I'll be there as well, working at Irv Lerner's table (1012/1014). If you're around, stop in and say hello.
However, this blog often likes to look back...and this year, I'll show my program from the very first National held in Chicago. It was in 1983, and here is the cover:
Interestingly, the dealer who organized the show was Bruce Paynter. He'll be set up this week at the table behind the one where I'll be working.
It was also the 50th anniversary of the first major league All-Star game. Since Babe Ruth had famously hit a home run in that first game, he gets a spot of honor on the cover. Ernie Banks' connection to Chicago is obvious, and he was a featured autograph guest (signatures were free to attendees back then...those days are long gone). The HOF plaque card features Buck Leonard, who was another autograph guest. As for Johnny Mize, he wasn't shown as an autograph guest inside the program, but he was a willing signer at conventions at the time.
By the way...the 1983 All-Star game was held in Comiskey Park on July 6th, which may have helped determine the date of the National.
Here's the schedule of events. You can click the image to see it better:
Here's a picture in the program showing a younger Dr. Beckett. It was before he had his own monthly magazine and was just another seller at the show:
However, check this part out:
If there was something from the past I'd love to see -- and even help arrange it if I had the means -- would be a series of seminars on hobby topics, given by some of the best and brightest in the arena. I'd even offer to speak at one if asked. In Chicago '83, there were presentations on 19th Century cards by Lew Lipset and Keith Mitchell (who helped write a great book about the subject) as well as a Lipset slide show on prewar cards. That final forum on Dealers and the Hobby media would be a phenomenal idea.
Another neat thing on that page is the way certain former athletes are called "celebrity guests." Here's a page about them:
(Again...click on the image to see it in a more readable size)
And then there's this:
What an awesome idea. Today's hobbyists are largely from the era where we've been apt to take care of our cards. There are a lot of us who've never been given the chance to do something like flipping cards as a game. Even when there's countless cases of junk wax that can be gleefully ripped open to provide enough ammunition to get really good at it.
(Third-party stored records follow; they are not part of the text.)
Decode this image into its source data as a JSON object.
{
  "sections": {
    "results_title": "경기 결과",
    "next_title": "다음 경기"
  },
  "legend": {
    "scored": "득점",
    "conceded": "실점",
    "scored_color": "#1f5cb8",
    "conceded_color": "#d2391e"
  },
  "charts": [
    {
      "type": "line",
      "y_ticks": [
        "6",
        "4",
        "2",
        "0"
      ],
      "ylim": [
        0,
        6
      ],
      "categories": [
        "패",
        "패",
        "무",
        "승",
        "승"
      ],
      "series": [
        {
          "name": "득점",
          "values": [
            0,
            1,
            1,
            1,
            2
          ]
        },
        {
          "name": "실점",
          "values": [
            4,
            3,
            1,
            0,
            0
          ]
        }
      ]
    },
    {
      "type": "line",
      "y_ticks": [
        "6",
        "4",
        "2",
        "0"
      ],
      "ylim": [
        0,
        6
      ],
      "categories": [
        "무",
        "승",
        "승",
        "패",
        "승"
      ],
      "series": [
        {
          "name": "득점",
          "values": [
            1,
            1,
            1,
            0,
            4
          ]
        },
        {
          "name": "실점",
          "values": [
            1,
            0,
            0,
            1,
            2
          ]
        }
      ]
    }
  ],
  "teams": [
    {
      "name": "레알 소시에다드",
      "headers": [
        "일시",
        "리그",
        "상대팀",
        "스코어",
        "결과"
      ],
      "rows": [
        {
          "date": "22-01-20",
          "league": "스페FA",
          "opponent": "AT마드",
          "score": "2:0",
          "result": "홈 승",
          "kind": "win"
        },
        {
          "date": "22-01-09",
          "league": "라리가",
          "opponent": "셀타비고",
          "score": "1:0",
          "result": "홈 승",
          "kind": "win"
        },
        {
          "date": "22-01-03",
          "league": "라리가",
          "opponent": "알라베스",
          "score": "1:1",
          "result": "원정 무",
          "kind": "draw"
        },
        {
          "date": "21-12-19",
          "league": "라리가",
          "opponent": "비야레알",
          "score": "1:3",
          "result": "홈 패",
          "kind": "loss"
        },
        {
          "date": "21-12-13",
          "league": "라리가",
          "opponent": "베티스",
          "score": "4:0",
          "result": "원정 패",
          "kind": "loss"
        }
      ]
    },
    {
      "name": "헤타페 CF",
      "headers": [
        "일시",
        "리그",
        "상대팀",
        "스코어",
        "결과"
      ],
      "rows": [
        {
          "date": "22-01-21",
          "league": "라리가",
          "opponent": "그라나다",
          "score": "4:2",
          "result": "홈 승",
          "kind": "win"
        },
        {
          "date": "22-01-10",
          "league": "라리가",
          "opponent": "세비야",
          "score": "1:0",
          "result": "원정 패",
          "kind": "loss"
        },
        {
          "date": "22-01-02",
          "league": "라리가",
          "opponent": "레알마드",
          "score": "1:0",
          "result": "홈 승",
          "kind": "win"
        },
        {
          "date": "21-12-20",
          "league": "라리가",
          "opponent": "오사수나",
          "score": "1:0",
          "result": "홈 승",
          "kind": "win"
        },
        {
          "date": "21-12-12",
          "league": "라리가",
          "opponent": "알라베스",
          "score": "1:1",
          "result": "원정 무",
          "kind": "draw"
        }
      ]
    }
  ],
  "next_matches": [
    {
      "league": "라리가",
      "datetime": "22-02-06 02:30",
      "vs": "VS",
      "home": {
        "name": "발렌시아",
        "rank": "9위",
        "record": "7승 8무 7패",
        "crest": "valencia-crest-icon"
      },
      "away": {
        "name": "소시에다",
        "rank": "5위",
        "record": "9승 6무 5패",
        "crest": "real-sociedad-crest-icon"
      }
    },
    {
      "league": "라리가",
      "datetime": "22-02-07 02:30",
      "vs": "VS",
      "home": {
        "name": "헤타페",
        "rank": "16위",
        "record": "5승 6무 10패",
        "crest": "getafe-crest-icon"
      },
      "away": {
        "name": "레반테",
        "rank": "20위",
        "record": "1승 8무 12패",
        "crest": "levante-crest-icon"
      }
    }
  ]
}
I also love that there are also levels for kids and teens. There really aren't enough things specifically geared for kids in our hobby (you can say that the cards themselves are targeted toward kids...but I might disagree with that). Anyway, here are the rules of the game:
So there's a small glimpse at our hobby 28 years ago, when the value of a '52 Topps Mantle was hovering around $800, when many 1950s commons could be found in dime and quarter boxes, and the National convention could fit inside a hotel ballroom.
If you're going to be at the show, leave a message saying when you'll be there. If you're a seller, do the same...maybe one of my readers will check you out.
Ah, I remember flipping, although we played it differently. We would take one card and lean it up against the base of a wall. Then we would take turns flipping cards at it, trying to knock it down. Whomever eventually knocked it down got to keep all the cards that had been flipped. We called it "playing Topps."